USA: Anti-fracking battle moves from drill-sites to pipelines

Gas distribution pipeline
Source: Adobe Stock

Getting gas out of the ground is all very well, but to get it to the consumers, you need pipelines and these – especially in the prolific Marcellus area – are few and far between. As cash-strapped operators press for more pipelines to get their product to market, pipeline construction has become a new battle ground between the industry and anti-fracking groups. With the recent spate of regulatory obstacles it seems that environmentalist are gaining ground. The post-Keystone world seems an increasingly hostile place for pipeline operators.

Here are three pipeline projects which hit regulatory hurdles just last week:

Constitution Pipeline

One of the major pipeline projects to connect Marcellus Shale with huge demand centres in Boston and the rest of New England is the Constitution Pipeline backed by Williams Partners and Cabot Oil and Gas. The 124-mile pipeline was to have been completed in 2015, but suffered years of delay as it struggled to obtain necessary regulatory approvals.

Finally, on April 22, the project was as good as killed off when the New York state Department of Environmental Conservation denied key permits to the pipeline project, arguing that the pipeline does not meet the state’s water standards. William Partners said it’s considering whether to appeal the decision.

“We are very disappointed by today’s decision,” the company said in a statement. “We remain absolutely committed to building this important energy infrastructure project. We are in the process of analysing the stated rationale for the denial. Once that review is complete we will assess our options, which may include an appeal to the U.S. Circuit Court of Appeals.”

Atlantic Sunrise Pipeline

The Atlantic Sunrise pipeline is another pipeline backed by Williams and an extension of the 10,000 miles-long Williams-operated Transco system.

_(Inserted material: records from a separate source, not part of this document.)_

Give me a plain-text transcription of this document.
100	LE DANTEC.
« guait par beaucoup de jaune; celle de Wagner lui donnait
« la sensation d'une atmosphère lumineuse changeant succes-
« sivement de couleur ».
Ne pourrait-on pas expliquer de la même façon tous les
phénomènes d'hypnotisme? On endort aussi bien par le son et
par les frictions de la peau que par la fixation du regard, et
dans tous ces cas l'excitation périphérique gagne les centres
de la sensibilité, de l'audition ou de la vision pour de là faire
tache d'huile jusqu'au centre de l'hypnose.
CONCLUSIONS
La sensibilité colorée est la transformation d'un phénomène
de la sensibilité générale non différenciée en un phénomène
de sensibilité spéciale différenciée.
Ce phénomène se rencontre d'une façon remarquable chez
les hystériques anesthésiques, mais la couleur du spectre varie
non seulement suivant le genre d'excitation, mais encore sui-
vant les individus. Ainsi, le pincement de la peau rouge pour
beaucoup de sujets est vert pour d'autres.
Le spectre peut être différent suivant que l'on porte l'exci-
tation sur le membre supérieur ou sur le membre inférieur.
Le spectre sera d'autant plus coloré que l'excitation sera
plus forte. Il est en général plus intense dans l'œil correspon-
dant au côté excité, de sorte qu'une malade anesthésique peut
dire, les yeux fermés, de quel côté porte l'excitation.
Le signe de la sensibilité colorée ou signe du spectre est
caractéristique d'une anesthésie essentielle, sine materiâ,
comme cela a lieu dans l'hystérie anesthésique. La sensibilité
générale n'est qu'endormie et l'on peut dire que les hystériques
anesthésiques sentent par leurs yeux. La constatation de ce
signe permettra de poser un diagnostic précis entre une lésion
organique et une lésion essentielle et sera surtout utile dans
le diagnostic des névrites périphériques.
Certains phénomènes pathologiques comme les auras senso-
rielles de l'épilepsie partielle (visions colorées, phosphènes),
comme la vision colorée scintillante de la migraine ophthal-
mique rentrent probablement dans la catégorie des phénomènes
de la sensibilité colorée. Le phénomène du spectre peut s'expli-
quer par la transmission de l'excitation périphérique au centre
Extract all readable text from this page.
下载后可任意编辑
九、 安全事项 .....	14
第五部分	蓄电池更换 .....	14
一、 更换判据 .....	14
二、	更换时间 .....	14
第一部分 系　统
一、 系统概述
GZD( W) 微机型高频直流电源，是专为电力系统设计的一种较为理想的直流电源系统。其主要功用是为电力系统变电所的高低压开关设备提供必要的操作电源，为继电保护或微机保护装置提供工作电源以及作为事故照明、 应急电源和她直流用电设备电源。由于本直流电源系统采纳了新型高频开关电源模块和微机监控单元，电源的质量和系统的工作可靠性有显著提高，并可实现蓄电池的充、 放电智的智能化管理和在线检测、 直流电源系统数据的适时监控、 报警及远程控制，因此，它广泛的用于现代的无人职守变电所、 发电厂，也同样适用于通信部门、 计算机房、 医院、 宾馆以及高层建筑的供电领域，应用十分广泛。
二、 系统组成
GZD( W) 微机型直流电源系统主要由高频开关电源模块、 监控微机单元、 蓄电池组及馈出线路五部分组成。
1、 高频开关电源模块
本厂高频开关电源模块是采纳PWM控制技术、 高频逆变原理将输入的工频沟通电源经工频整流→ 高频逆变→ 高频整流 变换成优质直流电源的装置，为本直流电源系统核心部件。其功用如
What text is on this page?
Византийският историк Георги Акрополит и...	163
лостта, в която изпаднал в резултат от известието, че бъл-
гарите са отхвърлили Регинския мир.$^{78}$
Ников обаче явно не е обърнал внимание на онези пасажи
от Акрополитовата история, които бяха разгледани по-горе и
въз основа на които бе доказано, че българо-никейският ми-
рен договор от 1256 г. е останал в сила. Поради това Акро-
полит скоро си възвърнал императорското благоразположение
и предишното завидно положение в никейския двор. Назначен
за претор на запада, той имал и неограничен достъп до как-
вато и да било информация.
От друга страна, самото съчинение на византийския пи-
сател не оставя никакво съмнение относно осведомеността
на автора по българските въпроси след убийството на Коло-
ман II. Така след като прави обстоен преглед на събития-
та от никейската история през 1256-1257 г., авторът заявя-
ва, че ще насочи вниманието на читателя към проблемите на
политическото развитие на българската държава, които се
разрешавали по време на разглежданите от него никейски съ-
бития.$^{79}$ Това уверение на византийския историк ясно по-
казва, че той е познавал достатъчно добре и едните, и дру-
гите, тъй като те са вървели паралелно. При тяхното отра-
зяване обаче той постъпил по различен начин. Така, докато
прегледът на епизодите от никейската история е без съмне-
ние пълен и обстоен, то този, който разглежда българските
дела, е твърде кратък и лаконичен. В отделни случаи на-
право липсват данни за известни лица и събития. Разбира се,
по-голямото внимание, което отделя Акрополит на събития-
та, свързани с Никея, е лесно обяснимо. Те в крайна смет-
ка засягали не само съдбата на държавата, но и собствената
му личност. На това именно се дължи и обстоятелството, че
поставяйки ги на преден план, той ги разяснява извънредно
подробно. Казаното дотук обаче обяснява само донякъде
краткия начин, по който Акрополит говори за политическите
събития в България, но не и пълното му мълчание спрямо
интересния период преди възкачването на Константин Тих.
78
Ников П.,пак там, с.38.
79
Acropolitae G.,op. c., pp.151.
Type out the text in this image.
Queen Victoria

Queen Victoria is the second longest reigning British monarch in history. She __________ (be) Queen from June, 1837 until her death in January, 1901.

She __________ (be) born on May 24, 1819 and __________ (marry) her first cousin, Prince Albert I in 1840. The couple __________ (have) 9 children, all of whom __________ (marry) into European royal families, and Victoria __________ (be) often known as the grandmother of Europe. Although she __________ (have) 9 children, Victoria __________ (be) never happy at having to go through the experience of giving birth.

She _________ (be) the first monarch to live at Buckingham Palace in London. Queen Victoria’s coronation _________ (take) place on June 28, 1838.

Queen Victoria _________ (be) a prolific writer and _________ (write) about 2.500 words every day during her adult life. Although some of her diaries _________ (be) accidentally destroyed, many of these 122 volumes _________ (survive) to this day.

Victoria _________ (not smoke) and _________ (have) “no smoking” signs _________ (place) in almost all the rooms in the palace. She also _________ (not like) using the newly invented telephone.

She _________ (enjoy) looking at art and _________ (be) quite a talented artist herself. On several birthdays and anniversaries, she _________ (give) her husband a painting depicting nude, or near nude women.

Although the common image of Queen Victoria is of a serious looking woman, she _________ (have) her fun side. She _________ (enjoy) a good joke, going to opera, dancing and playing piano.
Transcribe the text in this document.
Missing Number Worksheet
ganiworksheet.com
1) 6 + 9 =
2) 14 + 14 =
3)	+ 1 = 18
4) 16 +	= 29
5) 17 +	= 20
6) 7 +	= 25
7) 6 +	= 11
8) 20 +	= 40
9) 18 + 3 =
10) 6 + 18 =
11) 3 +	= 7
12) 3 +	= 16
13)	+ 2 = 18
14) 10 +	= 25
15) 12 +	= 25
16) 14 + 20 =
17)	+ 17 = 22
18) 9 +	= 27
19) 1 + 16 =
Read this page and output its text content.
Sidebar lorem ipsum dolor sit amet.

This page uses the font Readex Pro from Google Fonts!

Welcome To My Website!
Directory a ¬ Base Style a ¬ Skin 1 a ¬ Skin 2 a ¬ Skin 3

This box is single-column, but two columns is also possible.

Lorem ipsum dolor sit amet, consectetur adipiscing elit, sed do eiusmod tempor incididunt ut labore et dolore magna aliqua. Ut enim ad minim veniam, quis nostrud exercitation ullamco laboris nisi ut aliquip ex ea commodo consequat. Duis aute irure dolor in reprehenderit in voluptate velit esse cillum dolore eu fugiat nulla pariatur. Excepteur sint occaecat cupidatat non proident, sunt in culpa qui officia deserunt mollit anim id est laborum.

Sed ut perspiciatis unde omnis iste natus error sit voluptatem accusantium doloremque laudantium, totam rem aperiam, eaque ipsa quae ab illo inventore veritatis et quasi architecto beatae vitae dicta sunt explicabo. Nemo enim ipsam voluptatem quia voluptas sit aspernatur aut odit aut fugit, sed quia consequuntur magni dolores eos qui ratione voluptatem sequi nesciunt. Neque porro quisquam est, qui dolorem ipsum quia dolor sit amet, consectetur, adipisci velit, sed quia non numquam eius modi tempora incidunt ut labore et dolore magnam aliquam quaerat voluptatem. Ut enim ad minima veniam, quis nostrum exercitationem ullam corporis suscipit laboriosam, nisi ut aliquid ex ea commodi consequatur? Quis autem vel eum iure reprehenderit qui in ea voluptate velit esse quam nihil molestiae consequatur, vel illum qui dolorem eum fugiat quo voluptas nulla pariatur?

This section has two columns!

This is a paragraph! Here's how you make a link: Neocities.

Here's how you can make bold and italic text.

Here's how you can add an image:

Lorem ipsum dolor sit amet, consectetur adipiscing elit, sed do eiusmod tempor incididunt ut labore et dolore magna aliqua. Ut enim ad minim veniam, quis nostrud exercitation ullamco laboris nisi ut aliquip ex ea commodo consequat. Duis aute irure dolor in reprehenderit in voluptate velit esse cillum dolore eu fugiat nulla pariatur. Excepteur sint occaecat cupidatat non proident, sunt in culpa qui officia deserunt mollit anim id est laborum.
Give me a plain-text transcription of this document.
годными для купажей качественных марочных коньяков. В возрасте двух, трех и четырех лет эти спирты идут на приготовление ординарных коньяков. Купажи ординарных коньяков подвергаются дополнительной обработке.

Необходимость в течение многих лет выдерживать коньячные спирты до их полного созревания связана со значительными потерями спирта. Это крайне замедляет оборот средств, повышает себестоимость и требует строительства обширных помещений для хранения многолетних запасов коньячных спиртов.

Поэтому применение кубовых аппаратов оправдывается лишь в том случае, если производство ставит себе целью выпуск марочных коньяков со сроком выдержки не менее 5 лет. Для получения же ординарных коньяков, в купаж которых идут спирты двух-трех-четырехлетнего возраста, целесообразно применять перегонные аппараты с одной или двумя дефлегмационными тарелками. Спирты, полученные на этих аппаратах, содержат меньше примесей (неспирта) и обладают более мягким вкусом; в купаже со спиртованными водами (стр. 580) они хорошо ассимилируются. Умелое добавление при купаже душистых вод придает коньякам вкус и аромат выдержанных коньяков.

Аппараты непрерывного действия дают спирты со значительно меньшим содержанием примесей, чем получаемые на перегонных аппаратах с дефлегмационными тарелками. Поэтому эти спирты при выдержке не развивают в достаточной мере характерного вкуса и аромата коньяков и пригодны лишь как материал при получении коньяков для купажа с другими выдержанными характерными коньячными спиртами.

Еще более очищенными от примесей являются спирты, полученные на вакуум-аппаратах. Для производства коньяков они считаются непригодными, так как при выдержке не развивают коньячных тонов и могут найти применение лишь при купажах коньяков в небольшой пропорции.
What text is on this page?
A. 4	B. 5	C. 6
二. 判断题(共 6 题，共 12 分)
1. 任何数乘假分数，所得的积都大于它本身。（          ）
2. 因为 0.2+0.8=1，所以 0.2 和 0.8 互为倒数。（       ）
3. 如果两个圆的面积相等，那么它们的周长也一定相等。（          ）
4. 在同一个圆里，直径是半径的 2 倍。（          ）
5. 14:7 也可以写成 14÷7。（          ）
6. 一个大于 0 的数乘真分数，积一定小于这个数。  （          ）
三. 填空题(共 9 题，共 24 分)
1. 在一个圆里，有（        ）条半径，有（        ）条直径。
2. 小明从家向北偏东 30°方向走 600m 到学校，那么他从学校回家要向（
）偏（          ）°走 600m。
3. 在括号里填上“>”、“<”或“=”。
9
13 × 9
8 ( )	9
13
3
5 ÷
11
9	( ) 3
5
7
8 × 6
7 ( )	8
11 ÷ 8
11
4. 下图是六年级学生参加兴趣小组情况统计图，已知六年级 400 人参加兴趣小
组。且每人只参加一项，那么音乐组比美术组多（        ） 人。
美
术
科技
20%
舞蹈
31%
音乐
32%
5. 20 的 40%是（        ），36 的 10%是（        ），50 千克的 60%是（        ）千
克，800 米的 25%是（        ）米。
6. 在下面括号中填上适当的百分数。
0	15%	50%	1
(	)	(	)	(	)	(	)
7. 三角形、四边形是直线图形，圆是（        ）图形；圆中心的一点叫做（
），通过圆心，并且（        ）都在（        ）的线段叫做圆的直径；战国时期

The Atlantic Sunrise project includes construction of 197.7 miles of new pipeline, most of which would be in Pennsylvania, and designed to move Marcellus Shale gas from Northeast Pennsylvania as far south as Alabama. The new lines would cross through ten Pennsylvania counties.

On Thursday, the project won preliminary approval from the Federal Energy Regulatory Commission, however this regulatory success was quickly marred by a federal lawsuit filed on the same day by environmental groups objecting to the pipeline.

The Delaware Riverkeeper Network has challenged state water quality permits in federal court, filing a lawsuit on Thursday in the Third Circuit Court of Appeals calling the Pennsylvania Department of Environmental Protection’s issuance of water quality certificates for the Atlantic Sunrise project a violation of the federal Clean Water Act.

NEXUS Gas Transmission Project

The third pipeline that came across opposition in recent days is the NEXUS Gas Transmission Project – ran by DTE Energy, Enbridge Inc. and Spectra Energy. The 255-mile pipeline is to transport Appalachian shale gas to consumers in northern Ohio and southeast Michigan, as well as hubs in Chicago and Ontario.

Washtenaw County commissioners have opposed the pipeline on the grounds that it’s unnecessary and would have negative environmental, health and economic impacts. On Wednesday, the county board voted 6-1 in favour of a resolution opposing the NEXUS pipeline which would cut through residential areas and areas of natural beauty.

“In many parts of Michigan and Washtenaw County, recovery in home and property values are just starting from the previous market crash,” the resolution states. “With 4 existing pipeline corridors of various commodities already running through the county, additional pipelines would only contribute to property values once again declining in the areas impacted.”
How will all this impact natural gas prices in the U.S.? It’s not clear. On the one hand, the current shortage of pipelines to get Marcellus shale gas from the wellheads to consumers means rock bottom prices for producers. On the other, as Reuters points out, for those who do manage to get their gas to market, the shortage of pipelines may mean that they get better prices at the consumer end.

UBS and Raymond James say recent delays to key pipeline projects in the Marcellus in Pennsylvania and West Virginia will prevent trapped gas getting to the energy-starved upstate New York and New England winter-heating markets, cutting U.S. output by more than many expect and tightening supplies.

“The continual string of regulatory road bumps plaguing pipeline projects slated to burrow through the Empire State add another layer of bullishness to 2017 gas sentiment,” Raymond James analysts said in a note last week.

The analysts believe that the inability for many of the producers to get their product to market will mean that they will be forced to cut production. They expect production to decline in 2017 by about 1-2 billion cubic feet per day (bcfd) from 2016 due in part to the slowdown in new pipeline takeaway capacity from the Marcellus.